Interestingly, sun exposure is not always a bad thing. In fact, moderate amounts are beneficial because they trigger skin cells to make vitamin D. Some amount of exposure to the sun is also known to aid immune cells to toughen up against UV rays and better prepare skin for higher sun exposure. So the key is to avoid prolonged submission to the sun and to use protective sunscreen when possible. 

Now we’ll ask again, who doesn’t love a bit of sunshine? If there’s one main takeaway from this article, it’s the importance of protection against the sun’s harsh UV rays. Inculcating the use of sunscreen in our daily habits is highly beneficial. What do you think about sun exposure and skin cancer? Let us know your thoughts in the comments below!
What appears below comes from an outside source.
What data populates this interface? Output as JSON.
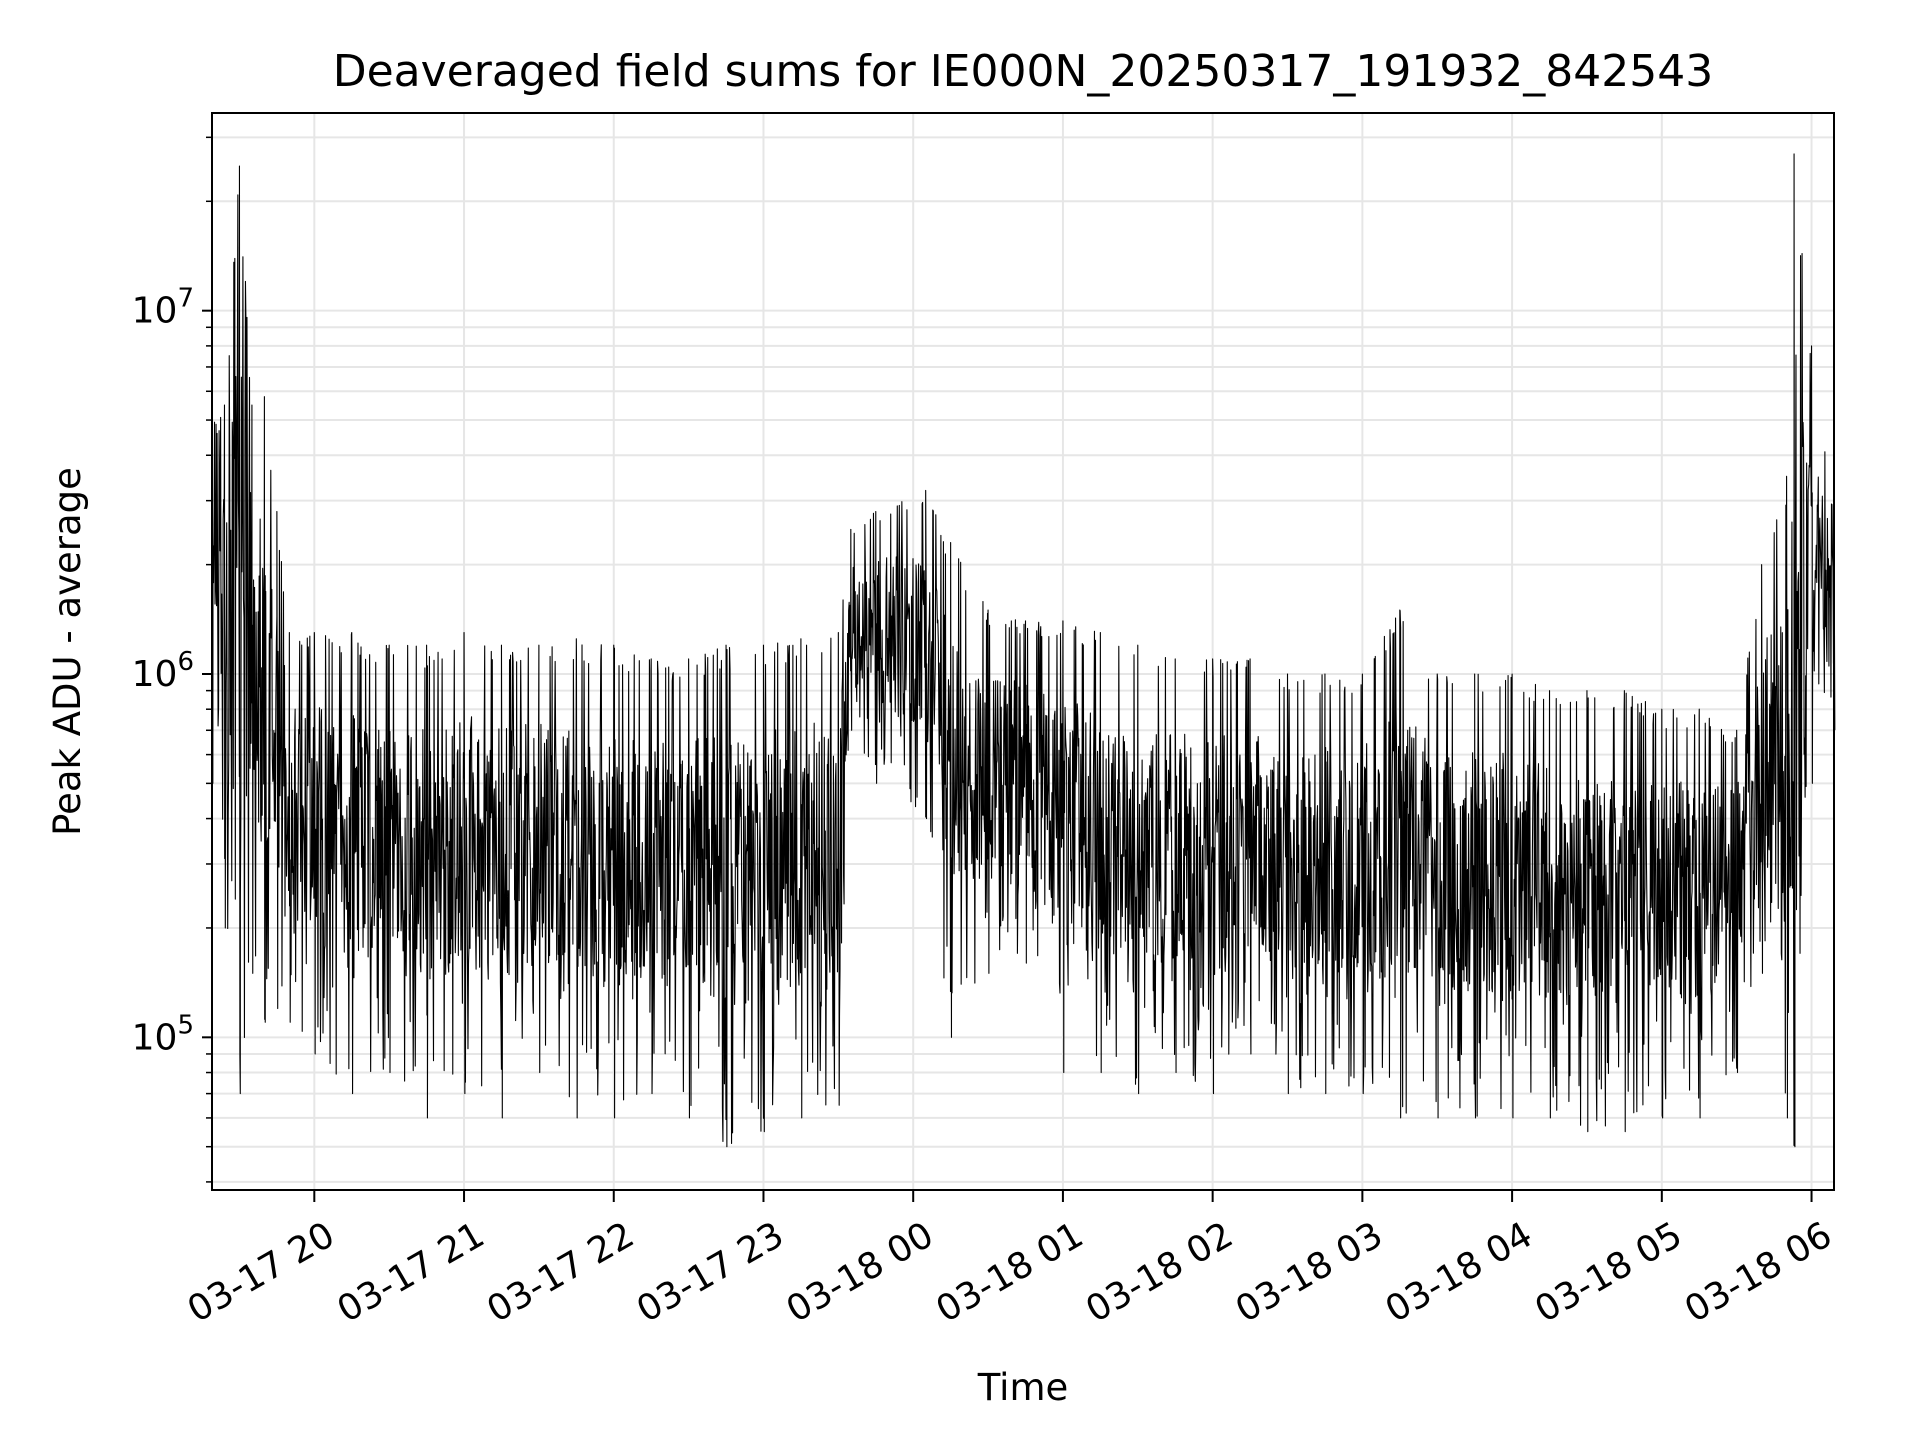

Elder, David E. “Skin cancer. Melanoma and other specific nonmelanoma skin cancers.” Cancer 75.S1 (1995): 245-256

Ivry, Gil B., Christina A. Ogle, and Elisabeth K. Shim. “Role of sun exposure in melanoma.” Dermatologic surgery 32.4 (2006): 481-492.

Paszkowska‐Szczur, Katarzyna, et al. “Xeroderma pigmentosum genes and melanoma risk.” International journal of cancer 133.5 (2013): 1094-1100..

Pho, Lana, Douglas Grossman, and Sancy A. Leachman. “Melanoma genetics: a review of genetic factors and clinical phenotypes in familial melanoma.” Current opinion in oncology 18.2 (2006): 173-179.

Riley, Patrick A. “Melanin.” The international journal of biochemistry & cell biology 29.11 (1997): 1235-1239.